Gegen Anfang des 20. Jh. begann der Wettlauf um die Eroberung des Südpols. Der Norweger Amundsen täuschte die Weltöffentlichkeit, indem er verbreiten ließ, er wolle mit der „Fram" zum Nordpolarmeer fahren. Der Engländer Scott war bereits mit dem gleichen Ziel wie Amundsen unterwegs. Letzterer entschied den Wettlauf am 14.12.1911 für sich und sein Land. Im 20. Jh. wurde die Antarktis ein Tummelplatz der Nationen. Ab 1951 rückte sie in den Mittelpunkt wissenschaftlicher und militärischer Interessen. Zum Glück hat sich mittlerweile einiges verändert. Amerika hat inzwischen seinen Kernreaktor auf der McMurdo-Station stillgelegt. Mehrere Projekte sollen die Müllberge und Bodenverunreinigungen bei den Stationen entsorgen. Der Antarktis-Vertrag von 1991 bindet die Nationen in Bezug auf die Verhaltensweisen von Forschern und Touristen.
Die Antarktis ist ein Kontinent der Extreme: Nur 2% der Landmasse sind eisfrei, darunter hauptsächlich die Peninsula. Der Kontinent ist mit einer mittleren Höhe von 2.000 m der höchste Kontinent der Erde; hinzu kommt die im Durchschnitt 2.000 m dicke Eisschicht. Die Antarktis speichert ca. 80% aller Süßwasservorräte der Erde. Sie ist in jedem Sinne ein Erdteil der Superlative: der zuletzt Entdeckte, der Unzugänglichste, der Kälteste, der Trockenste, der Isolierteste, der Lebensfeindlichste, der am dünnsten Besiedelte - und der Friedlichste!

Reiseinfos

Charakter der Tour und Anforderungen

Während den verschiedenen Segeltörns wird den Teilnehmern eine gewisse Portion Mut und Durchhaltevermögen abverlangt, denn eine Segelbootreise ist ein absoluter Kontrast zu den Antarktis-Kreuzfahrten, die Überfahrt durch die Darwin-Passage mit meterhohen Wellen ein Abenteuer. Körperliche Fitness und ein sehr guter Gesundheitszustand sind Voraussetzung für eine solche Reise. Sie sollten von einer Buchung dieser Reise Abstand nehmen, wenn sie an irgendwelchen Krankheiten leiden oder verletzt sind. Sie müssen sich bewusst sein, dass Sie - besonders bei den langen Törns - über Tage hinweg der Natur, Wind und Wetter ausgesetzt sind und in Notsituationen in diesen abgelegenen Regionen oft nicht sofort Hilfe geleistet werden kann.
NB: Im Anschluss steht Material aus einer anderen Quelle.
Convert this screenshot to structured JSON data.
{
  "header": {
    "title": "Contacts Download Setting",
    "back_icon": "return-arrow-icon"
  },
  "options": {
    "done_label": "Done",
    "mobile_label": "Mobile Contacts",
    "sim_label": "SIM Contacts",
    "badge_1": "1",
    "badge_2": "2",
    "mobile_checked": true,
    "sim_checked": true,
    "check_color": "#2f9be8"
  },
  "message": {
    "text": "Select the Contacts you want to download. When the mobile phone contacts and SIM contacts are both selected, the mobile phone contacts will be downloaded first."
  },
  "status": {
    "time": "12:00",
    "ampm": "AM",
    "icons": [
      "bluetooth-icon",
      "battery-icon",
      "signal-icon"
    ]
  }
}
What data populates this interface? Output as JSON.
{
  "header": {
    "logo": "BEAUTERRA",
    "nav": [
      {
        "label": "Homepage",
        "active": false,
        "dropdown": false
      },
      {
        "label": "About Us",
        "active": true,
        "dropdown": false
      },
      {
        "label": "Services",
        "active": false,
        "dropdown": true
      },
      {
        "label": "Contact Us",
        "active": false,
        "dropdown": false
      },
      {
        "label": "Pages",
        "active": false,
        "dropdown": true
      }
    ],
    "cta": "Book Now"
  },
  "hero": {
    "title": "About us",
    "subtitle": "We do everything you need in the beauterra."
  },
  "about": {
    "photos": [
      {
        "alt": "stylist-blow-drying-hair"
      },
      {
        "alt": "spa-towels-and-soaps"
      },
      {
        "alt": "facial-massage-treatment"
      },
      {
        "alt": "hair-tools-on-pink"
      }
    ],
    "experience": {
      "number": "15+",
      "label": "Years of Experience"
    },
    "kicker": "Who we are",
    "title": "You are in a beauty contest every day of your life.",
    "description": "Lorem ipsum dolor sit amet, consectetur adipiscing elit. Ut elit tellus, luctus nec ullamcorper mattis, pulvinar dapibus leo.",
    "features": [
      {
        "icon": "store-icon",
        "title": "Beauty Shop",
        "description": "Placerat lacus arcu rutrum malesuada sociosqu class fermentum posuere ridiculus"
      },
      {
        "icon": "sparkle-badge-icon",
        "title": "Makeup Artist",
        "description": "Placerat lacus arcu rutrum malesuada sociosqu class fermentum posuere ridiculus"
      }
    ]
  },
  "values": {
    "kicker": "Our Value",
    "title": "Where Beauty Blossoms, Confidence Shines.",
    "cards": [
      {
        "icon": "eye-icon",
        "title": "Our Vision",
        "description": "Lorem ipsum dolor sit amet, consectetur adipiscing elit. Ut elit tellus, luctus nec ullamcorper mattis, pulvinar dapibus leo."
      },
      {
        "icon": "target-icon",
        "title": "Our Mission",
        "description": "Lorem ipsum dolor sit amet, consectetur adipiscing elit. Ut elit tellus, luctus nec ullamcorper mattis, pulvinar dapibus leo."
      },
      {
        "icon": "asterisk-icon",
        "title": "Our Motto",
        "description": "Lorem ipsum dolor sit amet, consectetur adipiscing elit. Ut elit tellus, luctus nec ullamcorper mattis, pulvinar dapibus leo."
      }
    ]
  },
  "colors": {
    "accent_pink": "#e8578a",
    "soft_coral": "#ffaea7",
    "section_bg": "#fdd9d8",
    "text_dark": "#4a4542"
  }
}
Spontan aus dem Unternehmen auszusteigen und früher zurückzufliegen ist nicht möglich.
Da die Segelyacht nur für maximal acht Passagiere geeignet ist, können die beiden Skipper die Reiseroute - soweit möglich - an die persönlichen Interessen der Gruppe anpassen. Wer sich auf solch eine Reise einlässt, weiß aber, dass Kompromisse eingegangen werden müssen. Wir erwarten ein hohes Maß an Toleranz und Hilfsbereitschaft gegenüber den Mitreisenden und den Skippern. Gemeinsam wird in die Antarktis gesegelt und jeder Einzelne trägt durch sein aktives Mitwirken zum Erfolg des Törns bei. Was das Segeln anbetrifft, ist jeder Passagier auch Mitsegler, d.h. alle erledigen nach den Anweisungen des Skippers ihren Teil der Arbeit. Sie müssen jedoch keinerlei Segelkenntnisse mitbringen. Zu Beginn Ihres Törns erhalten Sie eine Einweisung und haben während der ersten Tage Gelegenheit, sich mit dem Boot und den ersten „Segelhandgriffen" vertraut zu machen. Ist die Antarktis erreicht, wird, jeweils zu Zweit, Nachtwache an Bord gehalten, auch das ist aber kein MUSS.
Kap Hoorn: Es wird leider immer schwieriger von den chilenischen Behörden die Genehmigung zu einer Anlandung an Kap Hoorn zu erhalten. Die großen Schiffe, die entsprechend hohe Landegebühren zahlen, bekommen meist den Vorrang. Ihr Skipper wird die Angelegenheit mit Ihnen an Bord besprechen und auf dem Rückweg, nach den Wünschen der Gruppe, versuchen die Genehmigung spontan zu erhalten, was meist besser funktioniert als vorab. Sehen werden Sie Kap Hoorn auf jeden Fall, denn Ihre Segelroute führt daran vorbei.
Die komplette Segelausrüstung, auch Schlechtwetterbekleidung, befindet sich an Bord. Trotzdem müssen Sie auch eigene warme Schlechtwetterbekleidung mitbringen, auch für die Landgänge. Sie benötigen einen warmen Schlafsack bis -5°C Komfortbereich, den Sie aber auch vor Ort gegen Gebühr ausleihen können. Segelschuhe werden nicht benötigt, feste Gummistiefel mit dicken Socken haben sich bewährt. Eine detaillierte Ausrüstungsliste erhalten Sie mit der Buchung oder Sie fordern sie vorab bei uns an.

Hauser Shop

Zur Komplettierung Ihrer Ausrüstung und für spezielle Fragen steht Ihnen unser Hauser Shop gerne zur Verfügung. Einen Überblick über das Angebot finden Sie unter www.Hauser-Shop.de oder in der aktuellen Programmübersicht. Tel: 089 235006-21

Dankeschön

Als Dankeschön für die Teilnahme an dieser Reise erhalten Sie einen Gutschein im Wert von 25.- € für den Hauser Shop.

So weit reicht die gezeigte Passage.